Getting to Yes, And

"Big Bets”


Rajiv Shah

Subscribe on

Kelly connects with Rajiv Shah, the President of the Rockefeller Foundation and a former government official who oversaw USAID from 2010 to 2015. His new book is called "Big Bets: How Large-Scale Change Really Happens."

You talk about seeing Nelson Mandela speaking at the old Tiger’s stadium in Detroit and that sparked this idea of doing something bigger in your life.

“I just thought: how do you spend 27 years in a jail cell and have that ability to come out and share love and compassion, and it just sparked something. You know I'm not obviously the only person on this planet to be inspired by Nelson Mandela. Let's just be clear about that. But it sparked something, and it was like, ‘Okay, I'll go be a doctor or an engineer, or whatever you know I'm supposed to do. But I also want to do something to make the world a better place beyond that. And you know, thankfully, a few things happened and I had that opportunity.”

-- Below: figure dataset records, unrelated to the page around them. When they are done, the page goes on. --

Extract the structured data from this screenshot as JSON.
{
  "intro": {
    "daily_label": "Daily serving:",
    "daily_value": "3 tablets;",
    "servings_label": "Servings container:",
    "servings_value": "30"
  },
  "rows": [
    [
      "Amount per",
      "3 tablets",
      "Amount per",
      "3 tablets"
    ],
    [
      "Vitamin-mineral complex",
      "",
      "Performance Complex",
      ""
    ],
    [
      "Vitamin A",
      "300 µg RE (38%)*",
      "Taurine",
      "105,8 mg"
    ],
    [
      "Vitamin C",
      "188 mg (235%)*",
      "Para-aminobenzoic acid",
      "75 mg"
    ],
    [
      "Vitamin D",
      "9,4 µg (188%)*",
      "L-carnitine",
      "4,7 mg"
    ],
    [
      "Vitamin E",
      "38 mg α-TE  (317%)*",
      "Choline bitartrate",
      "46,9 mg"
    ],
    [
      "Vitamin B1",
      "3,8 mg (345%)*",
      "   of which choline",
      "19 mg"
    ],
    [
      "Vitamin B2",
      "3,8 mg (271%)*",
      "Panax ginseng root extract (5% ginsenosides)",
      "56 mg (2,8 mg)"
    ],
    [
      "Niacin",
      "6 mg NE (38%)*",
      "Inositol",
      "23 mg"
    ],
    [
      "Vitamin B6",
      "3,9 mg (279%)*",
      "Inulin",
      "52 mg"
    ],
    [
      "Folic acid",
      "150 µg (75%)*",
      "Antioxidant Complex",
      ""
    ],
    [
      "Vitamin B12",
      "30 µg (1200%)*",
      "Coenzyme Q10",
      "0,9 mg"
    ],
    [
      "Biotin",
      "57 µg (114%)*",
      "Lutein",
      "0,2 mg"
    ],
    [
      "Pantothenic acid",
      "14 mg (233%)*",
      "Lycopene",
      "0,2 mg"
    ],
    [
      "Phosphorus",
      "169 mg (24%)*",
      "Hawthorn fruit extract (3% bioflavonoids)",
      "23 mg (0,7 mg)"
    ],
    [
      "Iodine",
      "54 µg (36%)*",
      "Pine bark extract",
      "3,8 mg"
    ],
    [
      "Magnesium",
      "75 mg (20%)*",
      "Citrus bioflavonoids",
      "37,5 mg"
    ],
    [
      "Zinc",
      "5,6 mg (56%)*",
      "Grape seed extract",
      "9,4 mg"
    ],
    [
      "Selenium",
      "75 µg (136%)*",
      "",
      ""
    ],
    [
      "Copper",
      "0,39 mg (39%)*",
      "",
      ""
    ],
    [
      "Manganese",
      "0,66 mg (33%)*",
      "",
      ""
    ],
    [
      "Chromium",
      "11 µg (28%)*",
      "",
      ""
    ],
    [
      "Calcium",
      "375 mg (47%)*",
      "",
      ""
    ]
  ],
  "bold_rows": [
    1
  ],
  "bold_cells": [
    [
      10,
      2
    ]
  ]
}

And the Big Bet framework and methodology, where did you learn that?

"I learned it from Bill and Melinda Gates when they read an article about 600,000 kids dying of a disease called Rotavirus. And then they learned in that article that a Coronavirus vaccine was coming out, but it was only going to be available in the United States and rich countries, and all the deaths were in lower income countries. And they were like, that just doesn't make sense. How do we actually solve for all this unnecessary child death? And so, the task became, we're not going to do something incremental. The goal here is, it may take decades, but the goal is we want to solve for unnecessary vaccine preventable childhood mortality at scale, and I learned that methodology from there.”

During the early days in the response to the crisis in Haiti, you have this story about the turnstile to get into the USAID building that is just amazing.

“We had this big, messy multi-agency team, and what happened is you couldn't go into the USAID building because of all the Federal security very easily. So, if you had a USAID badge you would just swipe and you'd go right through. But if you were military personnel or you were with FEMA or any of the other agencies, you would kind of stand in line to get a visitor badge. And I basically asked the security team what we could do. And they said, You know, this is a crisis. Let's just keep the turnstiles open; and it just changed the way people felt. It made everybody feel like, 'Hey, we are all part of this team. And oh, by the way, this is an emergency, this is a special moment. This is a moral moment, and we're going to do our best.' And I I've never been more proud than when we had that team, you know, in the middle of the night, just doing extraordinary things for people in Haiti.”